Çok yumuşak ve naif bir filmdir. Liseli bir Erkek birlikte bu filmi izlediği bir bayanla etkileşime kolayca geçebilir. İlk film randevuları için iyi bir filmdir.İkinci romantik komedisi ise “Chaos Theory”diyebiliriz. Ona eşlik eden oyuncuların rollerini oynama kabiliyetlerinin çok düşük seviyede olması filmi biraz düşürse de Ryan gerçekten güzel bir iş çıkarıyor, akılda kalacak şekilde güzel sahneler üretip oyunculuğunu coşturuyor. Filmin sonunda bayanlar ve erkekler haraletli bir şeilde kadın-erkek ilişkilerini sorgulayabilirler.Sıralamanın dışında bahsetmek istediğim son film ise;“The Nines” Hani şizofren filmleri vardır, çoğu büyük aktörler bu rollerde kendini denemiştir çoğu başarısız olmuştur ama kariyerlerinde sırıtmaz, ben özellikle Johnny Depp’in şizofren filmini (isim vermiyorum yoksa hangi filmde şizofren olduğu anlaşılır.bilenler tıklasın ???) en kötü performans olarak hafızama yazdım, hatta ondan sonra “Robert de Niro”nun *****filmi gelir.
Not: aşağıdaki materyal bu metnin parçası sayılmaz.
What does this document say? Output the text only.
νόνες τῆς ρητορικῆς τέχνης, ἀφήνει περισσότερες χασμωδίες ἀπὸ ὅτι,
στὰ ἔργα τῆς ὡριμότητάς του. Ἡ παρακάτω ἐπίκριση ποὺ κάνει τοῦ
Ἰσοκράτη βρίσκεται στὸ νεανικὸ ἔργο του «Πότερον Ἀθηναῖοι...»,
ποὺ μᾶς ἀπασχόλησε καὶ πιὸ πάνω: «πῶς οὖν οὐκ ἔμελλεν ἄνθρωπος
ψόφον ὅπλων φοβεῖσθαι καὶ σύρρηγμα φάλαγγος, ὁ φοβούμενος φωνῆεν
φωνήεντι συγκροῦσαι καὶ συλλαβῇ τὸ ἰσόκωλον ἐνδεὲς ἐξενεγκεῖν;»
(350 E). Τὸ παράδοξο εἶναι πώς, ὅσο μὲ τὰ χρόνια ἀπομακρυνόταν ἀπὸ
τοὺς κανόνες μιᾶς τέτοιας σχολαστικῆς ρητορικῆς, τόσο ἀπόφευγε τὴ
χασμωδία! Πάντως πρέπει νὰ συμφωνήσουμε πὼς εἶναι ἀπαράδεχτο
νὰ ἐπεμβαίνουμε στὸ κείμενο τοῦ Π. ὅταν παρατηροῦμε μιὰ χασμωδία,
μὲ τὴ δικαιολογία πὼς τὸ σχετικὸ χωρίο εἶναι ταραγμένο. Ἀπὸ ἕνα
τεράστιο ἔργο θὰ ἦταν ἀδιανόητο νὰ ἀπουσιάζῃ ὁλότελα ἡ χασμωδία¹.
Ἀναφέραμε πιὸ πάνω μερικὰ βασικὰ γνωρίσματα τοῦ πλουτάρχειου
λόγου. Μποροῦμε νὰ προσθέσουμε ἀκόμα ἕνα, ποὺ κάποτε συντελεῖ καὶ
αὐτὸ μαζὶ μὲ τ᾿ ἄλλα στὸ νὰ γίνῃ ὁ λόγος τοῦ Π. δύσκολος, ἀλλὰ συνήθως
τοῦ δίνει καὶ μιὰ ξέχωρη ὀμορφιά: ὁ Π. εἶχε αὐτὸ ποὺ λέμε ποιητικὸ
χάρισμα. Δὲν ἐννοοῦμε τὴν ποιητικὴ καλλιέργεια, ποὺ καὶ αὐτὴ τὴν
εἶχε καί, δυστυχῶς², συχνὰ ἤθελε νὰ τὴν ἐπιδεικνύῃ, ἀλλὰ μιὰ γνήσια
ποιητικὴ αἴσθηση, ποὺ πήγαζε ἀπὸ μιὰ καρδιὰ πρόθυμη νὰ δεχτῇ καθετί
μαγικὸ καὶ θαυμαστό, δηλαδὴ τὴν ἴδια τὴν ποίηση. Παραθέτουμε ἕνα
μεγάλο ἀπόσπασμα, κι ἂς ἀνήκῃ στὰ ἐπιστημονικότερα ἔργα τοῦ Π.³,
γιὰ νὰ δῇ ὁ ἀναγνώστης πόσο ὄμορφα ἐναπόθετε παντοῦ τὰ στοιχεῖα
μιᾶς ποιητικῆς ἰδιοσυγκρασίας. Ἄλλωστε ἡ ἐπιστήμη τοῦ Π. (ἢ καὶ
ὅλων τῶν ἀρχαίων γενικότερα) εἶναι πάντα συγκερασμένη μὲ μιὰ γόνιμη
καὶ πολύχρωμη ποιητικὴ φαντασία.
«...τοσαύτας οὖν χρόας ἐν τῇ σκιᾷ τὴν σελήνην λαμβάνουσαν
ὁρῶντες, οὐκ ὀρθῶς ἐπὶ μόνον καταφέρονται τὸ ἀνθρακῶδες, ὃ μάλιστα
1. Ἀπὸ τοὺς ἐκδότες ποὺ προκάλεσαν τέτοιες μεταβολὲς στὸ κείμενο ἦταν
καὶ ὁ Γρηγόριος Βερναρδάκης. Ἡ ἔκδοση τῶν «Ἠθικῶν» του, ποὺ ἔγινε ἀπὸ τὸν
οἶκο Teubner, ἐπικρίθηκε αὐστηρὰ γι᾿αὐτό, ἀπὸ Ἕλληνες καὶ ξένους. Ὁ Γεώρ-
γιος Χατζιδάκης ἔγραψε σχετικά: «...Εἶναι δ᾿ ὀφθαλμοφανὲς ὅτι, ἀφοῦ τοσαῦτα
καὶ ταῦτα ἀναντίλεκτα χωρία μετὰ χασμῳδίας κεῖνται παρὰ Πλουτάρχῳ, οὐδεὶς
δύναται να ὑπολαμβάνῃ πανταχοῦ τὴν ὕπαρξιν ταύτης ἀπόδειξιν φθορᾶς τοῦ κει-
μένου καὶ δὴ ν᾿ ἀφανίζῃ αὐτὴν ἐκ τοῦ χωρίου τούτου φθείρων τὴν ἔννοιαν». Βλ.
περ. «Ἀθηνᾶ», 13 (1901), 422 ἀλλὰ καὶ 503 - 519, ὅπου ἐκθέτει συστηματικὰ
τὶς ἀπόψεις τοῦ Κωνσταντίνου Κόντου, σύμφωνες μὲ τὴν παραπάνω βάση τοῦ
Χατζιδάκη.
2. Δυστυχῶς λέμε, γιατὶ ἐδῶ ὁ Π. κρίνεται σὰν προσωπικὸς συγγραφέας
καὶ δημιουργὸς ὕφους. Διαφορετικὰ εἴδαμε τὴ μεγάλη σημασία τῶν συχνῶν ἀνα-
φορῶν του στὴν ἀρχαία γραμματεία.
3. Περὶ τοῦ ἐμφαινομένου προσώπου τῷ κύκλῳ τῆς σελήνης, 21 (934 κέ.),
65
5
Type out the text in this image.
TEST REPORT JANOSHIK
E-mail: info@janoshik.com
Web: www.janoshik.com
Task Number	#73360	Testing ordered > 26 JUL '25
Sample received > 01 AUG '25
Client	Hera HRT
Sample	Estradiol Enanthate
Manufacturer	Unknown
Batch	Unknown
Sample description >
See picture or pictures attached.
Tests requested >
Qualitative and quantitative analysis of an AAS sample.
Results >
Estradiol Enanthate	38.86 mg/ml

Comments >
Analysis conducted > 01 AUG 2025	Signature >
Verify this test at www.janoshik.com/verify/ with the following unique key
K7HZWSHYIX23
The Nines filmi sizi bu sıkıntılardan kurtarır ve ne işlediği belli olmayan yerlere sizi götürür.Bir şizofren filmi değildir ama onlara benzer,sonu kestirilemez,şaşırtır ve film daha önce izleyen biriyle izleseniz bile izleyen filmin sonunu siz izlemeden size anlatamaz.Ryan Reynolds sizi garip yerlerde dolaştırır ve vermesi gerekeni verdiğini düşünüp filmi tamamlamanızı sağlar.fena bir film değildir.

Özel hayatınla ilgili temel bilgi bizim kuşağımızın Starlarından (80 kuşağı)biri olan Alanis Morissette bacımızla yaşadığı ilişkidir.Karın kasları ve karizmatik yüzü ile yeterince ilgi gören biri olduğunu söylememe gerek yok heralde,gerçekten güçlü bir fiziğe sahip;fakat onda da Brad Pitt kanı var gibi. Oyunculuğunun hiçbir zaman önüne yakışıklılığını çıkarmayacak gibi.

Ayrıca “Two guys and a girl in a pizza place (1998-2001)” Berg karakteriyle çok iyi işler çıkardığını ve kariyerindeki önemli işlerden birininde bu olduğunu belirtmek gerekir.